Buch Visionen: Kapitel Eins, 8: Auszeiten

Zeichnung Tanzende Frau

Ein großes Geschenk der Visionenarbeit ist, dass sie mir dazu verhelfen kann, aus unfreiwilligen Auszeiten bewusste Zeiten des Übergangs zu machen. Es liegt mir dabei fern, diese Lebensmomente und -phasen zu beschönigen - ein Jahr der unverhofften Arbeitslosigkeit wird niemals mit einem selbstgewählten und sorgfältig geplanten Sabbathjahr vergleichbar sein -; doch die Brüche in meiner Biografie stehen dafür, dass nicht nur etwas abbricht, sondern auch etwas aufgebrochen werden kann. Der Schmerz, der mit dem Verlust des Alten und mit der Angst vor dem Ungewissen dahergeht, wird immer inklusive sein -; doch die Visionenarbeit kann hier ein Gegengewicht schaffen. Es ist absehbar, dass die Anzahl an Umbrüchen im privaten und beruflichen Bereich nicht weniger, sondern mehr werden wird. Deshalb ist es so wertvoll, dass die Visionenarbeit Prinzipien in sich birgt, die in jedem Lebensbereich und in jeder Lebensphase anwendbar sind. Ob bei der Suche nach einer neuen Arbeit, einem Partner oder einem neuen Lebensort - wer einmal die Prinzipien der Visionenarbeit verinnerlicht hat, kann sie immer wieder aufs Neue nutzen und anwenden, und damit auch zukünftigen unfreiwilligen Auszeiten hoffentlich ein Stück gelassener entgegentreten.

 

Visionenarbeit ist immer möglich - im Alltag und in Zeiten des Übergangs, in freiwilligen und unfreiwilligen Auszeiten. Doch wenn ich es ehrlich betrachte, entfaltet die Visionenarbeit ihre ganze Tiefe und ihre explosive Kraft besonders dann, wenn mir der Boden unter den Füßen weggezogen wird und die Welt Kopf zu stehen scheint. Im grenzenlosen Chaos, im Nichts und in der Not löst sich die wahre Qualität der Visionenarbeit ein. In diesen Un-Zeiten ist die Visionenarbeit nicht nettes Geschenk, sondern lebensnotwendiger Anker.

 

Als ich vor einiger Zeit arbeitslos wurde, war dies wie ein kleiner Tod. Mein Arbeitsvertrag war von Vorneherein befristet gewesen und ich wusste um das Ende.

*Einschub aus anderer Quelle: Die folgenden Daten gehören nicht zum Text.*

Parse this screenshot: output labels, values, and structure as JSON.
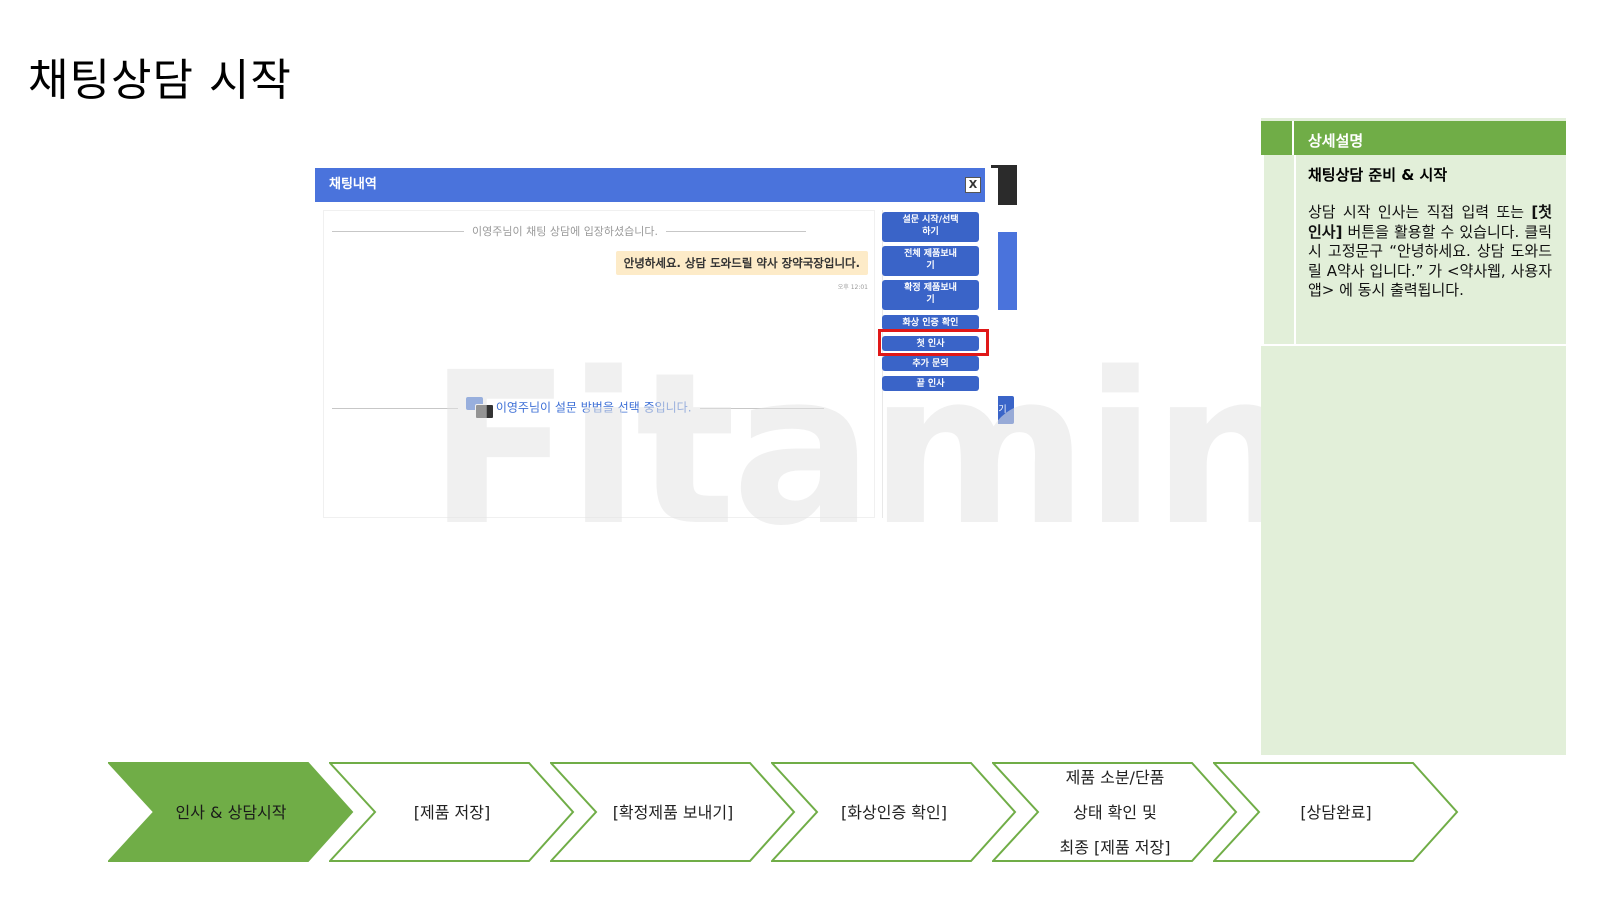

Da ich in den Job sehr involviert war, fiel es mir schwer, mich rechtzeitig um eine neue Stelle zu kümmern, und ich akzeptierte, dass es eine Pause geben würde. Das, was folgte, war ein tiefgreifender Prozess, der mich in meinen Grundfesten erschütterte und rückhaltlos in die Leere stieß. Ich hatte nicht geahnt, dass ich mit meinem Job auch ein Stück meiner Identität verlieren würde. Das tägliche Tun und die damit verbundenen Erfolge hatten mich selbstbewusst gemacht und mich in eine bestimmte Berufsbezeichnung hineinwachsen lassen. Jetzt wuchs in mir ein großes Fragezeichen - durfte ich mich noch entsprechend bezeichnen, ohne täglich in diesem Berufsfeld zu arbeiten? Und schon befand ich mich bei den existenziellen Fragen, die da sind: Wer bin ich? Was ist das, was ich in der Vergangenheit tat, im Heute wert? Wozu bin ich auf dieser Welt? Ich konnte die entstandene Leere nicht meiden, ich musste mein Sein durch sie hindurchziehen wie durch einen Strom Wasser, der das Gewesene vom Jetzigen, das Überflüssige vom Wesentlichen trennt - doch es war eben auch die Leere, die mich zu meiner neuen Identität führte. Sie war das notwendige Vakuum, in dem ich mein Leben reflektieren und Zeit für Neues finden konnte.